Post-curing for SLA 3D Printing
Post-curing is a stage of SLA printing that is often overlooked but which can greatly influence the final properties of a printed part. Post-curing isn’t a one-size-fits-all process. There is skill and experience involved in deciding on the right length of post-curing for different materials and part sizes. For some parts post-curing is essential, while for others it is not important at all. Let’s take a closer look at the science behind SLA post-curing and discuss why it important to get it right.
What is post-curing?
During SLA printing, specific areas of resin are exposed to a laser which causes them to cure. Once this process is complete the entire part will be cured, so it may not be completely clear why there is a need to post-cure.
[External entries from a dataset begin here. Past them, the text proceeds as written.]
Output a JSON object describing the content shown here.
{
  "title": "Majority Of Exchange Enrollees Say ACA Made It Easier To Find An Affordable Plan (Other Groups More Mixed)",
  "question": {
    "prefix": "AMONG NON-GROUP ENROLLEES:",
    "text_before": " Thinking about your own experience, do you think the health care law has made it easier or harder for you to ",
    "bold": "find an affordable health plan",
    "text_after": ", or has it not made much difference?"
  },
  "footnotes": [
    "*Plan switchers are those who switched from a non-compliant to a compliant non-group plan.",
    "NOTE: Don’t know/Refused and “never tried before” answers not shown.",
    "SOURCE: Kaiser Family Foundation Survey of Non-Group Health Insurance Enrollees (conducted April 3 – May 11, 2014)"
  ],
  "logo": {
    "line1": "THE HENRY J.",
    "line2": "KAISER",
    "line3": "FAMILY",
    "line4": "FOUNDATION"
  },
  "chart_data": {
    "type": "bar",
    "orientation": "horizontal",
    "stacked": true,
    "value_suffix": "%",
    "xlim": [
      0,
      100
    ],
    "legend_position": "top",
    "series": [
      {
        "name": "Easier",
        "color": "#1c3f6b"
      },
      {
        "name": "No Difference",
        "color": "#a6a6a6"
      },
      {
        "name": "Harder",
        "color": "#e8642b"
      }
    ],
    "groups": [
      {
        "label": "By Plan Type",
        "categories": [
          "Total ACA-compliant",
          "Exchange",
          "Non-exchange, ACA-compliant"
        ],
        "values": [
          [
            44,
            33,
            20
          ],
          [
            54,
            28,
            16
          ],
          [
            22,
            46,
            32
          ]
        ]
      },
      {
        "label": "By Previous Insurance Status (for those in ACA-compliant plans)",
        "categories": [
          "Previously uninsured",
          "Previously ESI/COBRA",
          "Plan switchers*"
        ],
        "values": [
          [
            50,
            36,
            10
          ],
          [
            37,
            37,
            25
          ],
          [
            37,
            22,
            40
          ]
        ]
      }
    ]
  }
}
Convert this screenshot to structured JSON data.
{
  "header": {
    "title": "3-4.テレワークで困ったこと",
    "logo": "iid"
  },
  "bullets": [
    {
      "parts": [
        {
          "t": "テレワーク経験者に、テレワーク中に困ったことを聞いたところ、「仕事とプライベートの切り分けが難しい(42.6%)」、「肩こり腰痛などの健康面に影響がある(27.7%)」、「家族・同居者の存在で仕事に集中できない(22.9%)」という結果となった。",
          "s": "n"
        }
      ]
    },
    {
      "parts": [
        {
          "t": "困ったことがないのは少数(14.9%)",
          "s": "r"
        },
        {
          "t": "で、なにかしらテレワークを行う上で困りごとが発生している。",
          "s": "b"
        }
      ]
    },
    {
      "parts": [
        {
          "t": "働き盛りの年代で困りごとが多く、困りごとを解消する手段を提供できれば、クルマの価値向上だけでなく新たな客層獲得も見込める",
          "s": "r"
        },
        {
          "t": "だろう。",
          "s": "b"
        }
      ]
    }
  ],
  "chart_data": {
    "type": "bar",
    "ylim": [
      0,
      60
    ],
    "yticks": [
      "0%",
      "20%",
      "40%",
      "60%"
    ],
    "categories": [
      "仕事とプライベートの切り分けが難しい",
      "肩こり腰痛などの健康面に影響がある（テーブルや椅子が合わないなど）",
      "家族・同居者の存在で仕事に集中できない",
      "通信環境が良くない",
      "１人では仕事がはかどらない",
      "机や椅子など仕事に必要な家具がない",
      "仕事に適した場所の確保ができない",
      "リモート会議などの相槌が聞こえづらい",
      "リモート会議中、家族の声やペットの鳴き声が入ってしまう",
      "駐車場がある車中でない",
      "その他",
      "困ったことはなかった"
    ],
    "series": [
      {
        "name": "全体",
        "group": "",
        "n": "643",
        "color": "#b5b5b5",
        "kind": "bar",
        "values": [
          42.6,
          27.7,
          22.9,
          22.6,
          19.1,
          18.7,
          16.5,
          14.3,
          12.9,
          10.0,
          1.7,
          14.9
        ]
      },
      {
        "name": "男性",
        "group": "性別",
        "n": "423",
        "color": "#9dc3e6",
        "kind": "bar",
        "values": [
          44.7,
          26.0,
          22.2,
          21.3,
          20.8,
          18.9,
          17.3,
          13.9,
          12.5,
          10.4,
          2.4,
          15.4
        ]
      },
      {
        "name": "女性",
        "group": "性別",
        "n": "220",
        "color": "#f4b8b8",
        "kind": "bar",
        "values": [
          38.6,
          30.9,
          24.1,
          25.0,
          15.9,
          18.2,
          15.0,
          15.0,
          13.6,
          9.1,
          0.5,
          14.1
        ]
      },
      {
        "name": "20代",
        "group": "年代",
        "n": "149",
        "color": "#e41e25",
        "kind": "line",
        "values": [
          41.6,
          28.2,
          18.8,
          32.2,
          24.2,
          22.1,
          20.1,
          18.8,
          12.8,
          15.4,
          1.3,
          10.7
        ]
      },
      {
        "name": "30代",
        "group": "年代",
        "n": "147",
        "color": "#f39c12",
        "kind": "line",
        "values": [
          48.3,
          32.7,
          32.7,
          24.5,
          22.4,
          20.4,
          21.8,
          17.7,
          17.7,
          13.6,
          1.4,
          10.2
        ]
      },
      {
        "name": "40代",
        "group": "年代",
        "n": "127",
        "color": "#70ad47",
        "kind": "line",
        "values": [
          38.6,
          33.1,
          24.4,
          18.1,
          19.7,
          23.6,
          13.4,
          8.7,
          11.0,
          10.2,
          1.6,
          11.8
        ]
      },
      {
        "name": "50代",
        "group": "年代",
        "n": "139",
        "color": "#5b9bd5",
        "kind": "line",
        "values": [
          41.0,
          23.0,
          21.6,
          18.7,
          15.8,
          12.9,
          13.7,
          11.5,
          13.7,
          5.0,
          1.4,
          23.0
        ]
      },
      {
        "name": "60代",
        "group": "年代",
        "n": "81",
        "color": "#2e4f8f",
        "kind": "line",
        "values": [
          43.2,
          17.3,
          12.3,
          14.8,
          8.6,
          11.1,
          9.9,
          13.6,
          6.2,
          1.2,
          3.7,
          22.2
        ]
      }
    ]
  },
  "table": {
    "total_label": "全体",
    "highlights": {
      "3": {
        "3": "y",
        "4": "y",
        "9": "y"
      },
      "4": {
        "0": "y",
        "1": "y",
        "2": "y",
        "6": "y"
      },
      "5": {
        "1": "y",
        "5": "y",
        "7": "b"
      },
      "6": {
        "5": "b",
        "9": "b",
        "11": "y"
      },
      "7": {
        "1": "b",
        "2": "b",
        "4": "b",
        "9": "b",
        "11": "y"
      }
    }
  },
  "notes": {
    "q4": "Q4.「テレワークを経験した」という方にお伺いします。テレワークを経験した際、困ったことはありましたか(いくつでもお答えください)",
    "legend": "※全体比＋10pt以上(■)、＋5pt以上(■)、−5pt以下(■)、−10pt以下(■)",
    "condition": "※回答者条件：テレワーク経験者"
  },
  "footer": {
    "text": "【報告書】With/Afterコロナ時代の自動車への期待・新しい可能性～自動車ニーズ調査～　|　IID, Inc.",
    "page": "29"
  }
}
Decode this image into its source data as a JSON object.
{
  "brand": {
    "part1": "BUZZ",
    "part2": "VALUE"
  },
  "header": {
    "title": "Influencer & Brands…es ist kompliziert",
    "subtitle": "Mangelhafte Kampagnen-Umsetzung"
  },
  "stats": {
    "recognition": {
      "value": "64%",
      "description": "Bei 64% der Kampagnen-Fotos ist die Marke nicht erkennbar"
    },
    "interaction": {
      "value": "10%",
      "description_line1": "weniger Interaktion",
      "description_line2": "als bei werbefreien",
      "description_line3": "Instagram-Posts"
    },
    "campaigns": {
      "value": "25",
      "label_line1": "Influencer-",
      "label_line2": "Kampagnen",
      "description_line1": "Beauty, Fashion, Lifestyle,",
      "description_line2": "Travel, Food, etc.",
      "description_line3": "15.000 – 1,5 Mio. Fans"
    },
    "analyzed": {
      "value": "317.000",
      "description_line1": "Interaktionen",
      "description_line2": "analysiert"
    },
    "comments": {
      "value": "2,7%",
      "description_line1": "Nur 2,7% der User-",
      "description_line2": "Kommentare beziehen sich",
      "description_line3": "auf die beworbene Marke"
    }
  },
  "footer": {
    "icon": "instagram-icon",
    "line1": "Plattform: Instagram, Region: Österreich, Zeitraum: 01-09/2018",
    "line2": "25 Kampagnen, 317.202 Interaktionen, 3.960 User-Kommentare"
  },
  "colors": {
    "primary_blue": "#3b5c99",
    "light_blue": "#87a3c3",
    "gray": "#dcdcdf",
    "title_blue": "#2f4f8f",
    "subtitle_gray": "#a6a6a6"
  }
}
To answer this question, we have to understand the properties of hotosensitive resin and how it transforms from a liquid to a solid. While in a liquid state, the resin is made up of lots of unbonded monomers mixed with photoinitiators. Exposing this mix to the strong UV light from the laser causes the photoinitiators to react and for the monomers to bond together and form a polymer. This is the primary curing stage. The cured resin is a crosslinked macromolecule, which means that every part of it is directly connected to every other part of it. However, after printing there will still be many sections which are not crosslinked to the extent they could be, which affects tensile strength and other properties. UV light can be used to complete the molecular bonding and make sure every crosslink that could be made is made.
For the purposes of post-curing, the sun is actually not a bad source UV light. Many hobbyists using consumer SLA printers will simply place printed parts outside in the sun for a while and that gets the job done. However, in more professional settings it is generally standard practice to use a UV oven, which is much more controllable.